16 Par décision du 4 juin 1996, il a été accordé au requérant, en application de l'article 72, paragraphe 1, du statut, le remboursement à 100 % de ses frais médicaux.

17 Par lettre du 17 juin 1996, le chef de l'unité IX.B.5 [unité 5 Assurance maladie et accidents de la direction B Droits et obligations de la direction générale Personnel et administration (DG IX) de la Commission] a informé le requérant qu'il ne pouvait faire droit à sa demande relative à l'application de l'article 73 du statut.

18 Le 29 août 1996, le requérant a introduit une réclamation à l'encontre de cette décision.

19 Par lettre du 7 novembre 1996, l'AIPN [autorité investie du pouvoir de nomination] a informé le requérant que la décision du 17 juin 1996 était annulée [...] Il y était également mentionné qu'un projet de décision relatif à l'éventuelle reconnaissance de l'origine accidentelle de l'événement en cause lui serait notifié et que, dans ces conditions, la réclamation qu'il avait introduite était devenue sans objet.

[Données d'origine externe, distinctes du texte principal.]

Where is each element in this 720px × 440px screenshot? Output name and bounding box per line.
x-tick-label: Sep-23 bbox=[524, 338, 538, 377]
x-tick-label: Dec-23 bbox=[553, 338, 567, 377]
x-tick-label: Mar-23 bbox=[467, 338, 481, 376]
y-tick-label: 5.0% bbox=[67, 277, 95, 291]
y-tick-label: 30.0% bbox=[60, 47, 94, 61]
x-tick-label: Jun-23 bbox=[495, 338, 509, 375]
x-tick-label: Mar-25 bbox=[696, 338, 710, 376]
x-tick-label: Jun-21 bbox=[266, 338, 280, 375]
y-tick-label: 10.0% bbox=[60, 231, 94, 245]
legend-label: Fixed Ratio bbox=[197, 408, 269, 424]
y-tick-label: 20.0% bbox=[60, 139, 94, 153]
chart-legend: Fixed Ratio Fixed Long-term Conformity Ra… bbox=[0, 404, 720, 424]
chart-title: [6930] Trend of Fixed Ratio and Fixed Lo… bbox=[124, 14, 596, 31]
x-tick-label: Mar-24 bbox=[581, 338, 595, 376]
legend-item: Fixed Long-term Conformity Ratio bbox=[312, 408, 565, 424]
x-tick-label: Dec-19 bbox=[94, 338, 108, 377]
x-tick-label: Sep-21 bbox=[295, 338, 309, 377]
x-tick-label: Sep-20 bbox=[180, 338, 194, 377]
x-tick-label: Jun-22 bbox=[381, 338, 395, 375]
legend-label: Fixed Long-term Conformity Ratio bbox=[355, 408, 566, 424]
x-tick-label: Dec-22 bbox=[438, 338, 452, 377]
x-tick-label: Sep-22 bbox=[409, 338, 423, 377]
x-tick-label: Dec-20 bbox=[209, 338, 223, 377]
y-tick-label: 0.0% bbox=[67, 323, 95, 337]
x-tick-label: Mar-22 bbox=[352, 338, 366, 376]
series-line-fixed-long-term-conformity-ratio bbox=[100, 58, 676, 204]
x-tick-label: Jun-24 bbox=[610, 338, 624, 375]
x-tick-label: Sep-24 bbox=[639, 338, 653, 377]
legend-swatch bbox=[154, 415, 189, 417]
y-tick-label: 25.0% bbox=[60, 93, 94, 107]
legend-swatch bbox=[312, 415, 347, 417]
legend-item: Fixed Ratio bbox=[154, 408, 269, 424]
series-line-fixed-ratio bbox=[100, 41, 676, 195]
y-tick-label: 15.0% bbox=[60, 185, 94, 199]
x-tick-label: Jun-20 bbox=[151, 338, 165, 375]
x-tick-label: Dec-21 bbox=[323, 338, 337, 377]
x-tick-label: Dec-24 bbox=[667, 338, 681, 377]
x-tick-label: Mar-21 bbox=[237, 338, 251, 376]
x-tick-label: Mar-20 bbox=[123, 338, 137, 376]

20 Un projet de décision refusant de considérer comme accident au sens de l'article 73 du statut et de la réglementation accident sa contamination par le VIH a été transmis au requérant le 18 novembre 1996. Ce projet était fondé sur les conclusions du docteur Dalem du 18 octobre 1996.

[...]

22 Par courrier du 10 janvier 1997, le requérant a demandé que soit consultée la commission médicale.

[...]

24 Le rapport de la commission médicale, en date du 4 décembre 1998, énonce notamment:

"S'agissant de relations sexuelles entre adultes consentants pratiquant un comportement à risque reconnu de transmission du VIH, même si la contamination par le VIH s'est peut-être déroulée à l'occasion de la rupture d'un préservatif lors du rapport sexuel passif de février 1995, deux membres de la commission médicale estiment que sur le plan médical cette contamination ne peut être considérée comme un accident pour les raisons suivantes:

- l'acte sexuel consentant ne peut être considéré comme un événement ou facteur extérieur et soudain ou violent ou anormal ayant porté atteinte à l'intégrité physique ou psychique du fonctionnaire. Dans la problématique de l'acquisition sexuelle d'un agent pathogène, seul le viol rentre dans cette catégorie;

- [le requérant] ayant eu d'autres partenaires sexuels durant la même période, il est impossible, même en cas d'usage de préservatif, de certifier que l'affection actuelle résulte bien du (et uniquement du) contact sexuel avec le partenaire incriminé. En effet, une autre rupture (passée inaperçue ou non notifiée par le patient) de préservatif peut avoir eu lieu à un autre moment et avoir conduit à la contamination.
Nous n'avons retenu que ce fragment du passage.